The formal scientific establishments of the United States were mobilized. When serious challenges to the thermal-effects standard were raised publicly, eminent scientific boards, associations, or foundations were provided with lucrative "contracts" to evaluate the state of knowledge of bioeffects of electromagnetic fields. These investigations resulted in the production of voluminous "reports."
All of these reports shared certain characteristics. Scientific data indicating nonthermal bioeffects were either ignored or subjected to extensive and destructive review. Those examined were required to have much higher standards of possible validity than reports indicating no such bioeffects. Scientists who reported the existence of nonthermal bioeffects were ridiculed and were portrayed as being out of the mainstream. Actual disinformation was utilized to create a false impression: for example, while a statement such as, "There is no evidence for any effects of pulsed magnetic fields on humans" would have been literally true, it would have ignored the many reports of such effects on laboratory animals and the fact that no actual tests had been conducted on humans. It was common practice to include an "executive summary" with the massive report. These summaries never reflected the data that were actually hidden in the full report.

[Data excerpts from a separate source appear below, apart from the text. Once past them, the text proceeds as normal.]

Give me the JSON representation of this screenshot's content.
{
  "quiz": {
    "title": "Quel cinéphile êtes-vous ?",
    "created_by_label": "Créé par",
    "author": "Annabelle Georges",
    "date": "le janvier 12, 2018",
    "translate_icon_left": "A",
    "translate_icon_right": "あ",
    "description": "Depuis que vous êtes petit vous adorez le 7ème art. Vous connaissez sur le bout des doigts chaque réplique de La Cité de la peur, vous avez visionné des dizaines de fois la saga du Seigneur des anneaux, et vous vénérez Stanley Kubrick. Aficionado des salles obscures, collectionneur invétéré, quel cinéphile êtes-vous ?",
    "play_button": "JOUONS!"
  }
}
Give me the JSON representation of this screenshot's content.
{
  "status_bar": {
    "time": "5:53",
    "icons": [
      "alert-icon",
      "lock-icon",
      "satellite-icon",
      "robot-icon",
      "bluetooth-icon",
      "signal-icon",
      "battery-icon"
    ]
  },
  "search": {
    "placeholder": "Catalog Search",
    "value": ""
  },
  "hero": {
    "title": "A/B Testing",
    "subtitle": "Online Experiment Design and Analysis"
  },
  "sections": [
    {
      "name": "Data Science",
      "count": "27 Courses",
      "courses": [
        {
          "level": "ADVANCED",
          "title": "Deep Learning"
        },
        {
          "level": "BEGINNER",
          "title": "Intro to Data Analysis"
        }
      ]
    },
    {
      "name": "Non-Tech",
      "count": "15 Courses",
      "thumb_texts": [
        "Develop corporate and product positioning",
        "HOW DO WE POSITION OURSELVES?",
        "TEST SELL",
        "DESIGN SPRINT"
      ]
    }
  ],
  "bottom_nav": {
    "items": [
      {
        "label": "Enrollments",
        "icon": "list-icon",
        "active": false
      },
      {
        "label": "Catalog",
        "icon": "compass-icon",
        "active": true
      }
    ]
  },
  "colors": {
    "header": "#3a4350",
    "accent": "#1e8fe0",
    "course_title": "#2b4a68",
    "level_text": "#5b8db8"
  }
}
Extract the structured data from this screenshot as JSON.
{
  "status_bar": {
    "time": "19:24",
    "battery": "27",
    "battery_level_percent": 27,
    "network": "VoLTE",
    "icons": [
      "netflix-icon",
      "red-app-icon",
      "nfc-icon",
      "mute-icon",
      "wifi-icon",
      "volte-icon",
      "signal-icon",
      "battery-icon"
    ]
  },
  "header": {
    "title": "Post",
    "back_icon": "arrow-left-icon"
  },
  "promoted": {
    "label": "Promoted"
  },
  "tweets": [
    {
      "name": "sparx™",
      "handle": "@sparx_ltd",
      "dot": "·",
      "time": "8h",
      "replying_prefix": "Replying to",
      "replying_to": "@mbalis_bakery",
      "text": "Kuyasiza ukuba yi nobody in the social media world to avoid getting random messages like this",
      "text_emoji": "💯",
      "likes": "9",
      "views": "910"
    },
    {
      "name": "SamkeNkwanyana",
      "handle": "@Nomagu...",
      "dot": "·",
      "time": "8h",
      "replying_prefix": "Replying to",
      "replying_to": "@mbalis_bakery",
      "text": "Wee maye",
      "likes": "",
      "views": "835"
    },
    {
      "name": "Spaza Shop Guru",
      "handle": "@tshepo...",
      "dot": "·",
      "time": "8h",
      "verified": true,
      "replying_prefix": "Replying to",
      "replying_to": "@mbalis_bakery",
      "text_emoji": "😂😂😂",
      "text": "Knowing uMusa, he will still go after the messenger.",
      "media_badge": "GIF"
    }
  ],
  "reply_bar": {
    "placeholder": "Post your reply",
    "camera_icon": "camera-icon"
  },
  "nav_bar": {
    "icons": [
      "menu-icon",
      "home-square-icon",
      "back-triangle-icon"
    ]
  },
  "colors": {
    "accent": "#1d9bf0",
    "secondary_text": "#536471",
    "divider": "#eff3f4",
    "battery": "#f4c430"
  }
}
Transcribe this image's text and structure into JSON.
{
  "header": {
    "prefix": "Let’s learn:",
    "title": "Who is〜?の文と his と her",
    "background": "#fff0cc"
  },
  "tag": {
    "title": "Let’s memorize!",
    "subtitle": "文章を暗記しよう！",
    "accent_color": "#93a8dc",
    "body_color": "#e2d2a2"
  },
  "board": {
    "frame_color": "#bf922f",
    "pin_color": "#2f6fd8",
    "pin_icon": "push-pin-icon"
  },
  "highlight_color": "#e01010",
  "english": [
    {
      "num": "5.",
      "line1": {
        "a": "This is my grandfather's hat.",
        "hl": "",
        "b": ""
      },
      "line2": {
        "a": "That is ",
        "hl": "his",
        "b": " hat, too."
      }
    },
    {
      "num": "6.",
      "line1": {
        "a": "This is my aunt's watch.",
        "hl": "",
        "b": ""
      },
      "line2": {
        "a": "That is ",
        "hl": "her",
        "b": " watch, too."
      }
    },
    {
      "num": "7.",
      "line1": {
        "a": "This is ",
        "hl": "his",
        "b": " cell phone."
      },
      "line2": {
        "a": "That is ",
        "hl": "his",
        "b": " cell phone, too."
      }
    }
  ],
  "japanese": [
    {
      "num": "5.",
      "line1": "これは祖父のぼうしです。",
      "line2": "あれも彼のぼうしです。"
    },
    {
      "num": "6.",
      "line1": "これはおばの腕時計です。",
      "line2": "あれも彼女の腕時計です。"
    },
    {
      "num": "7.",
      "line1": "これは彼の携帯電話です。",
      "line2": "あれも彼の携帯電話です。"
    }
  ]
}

A group of manufactured experts was produced to serve as spokesmen and expert witnesses. These were people with few qualifications for research in this (or any) scientific field, who were provided with large research grants and placed on many committees, boards, and international governmental commissions dealing with the bioeffects of electromagnetic energy. Superficially, they appeared to be prominent researchers, until one discovered that the actual number of scientific papers they had produced was minimal. These "experts" were, and still are, used to testify in legal proceedings dealing with civilian installations such as power lines and microwave relay systems.
Scientists who persisted in publicly raising the issue of harmful effects from any portion of the electromagnetic spectrum were discredited, and their research grants were taken away.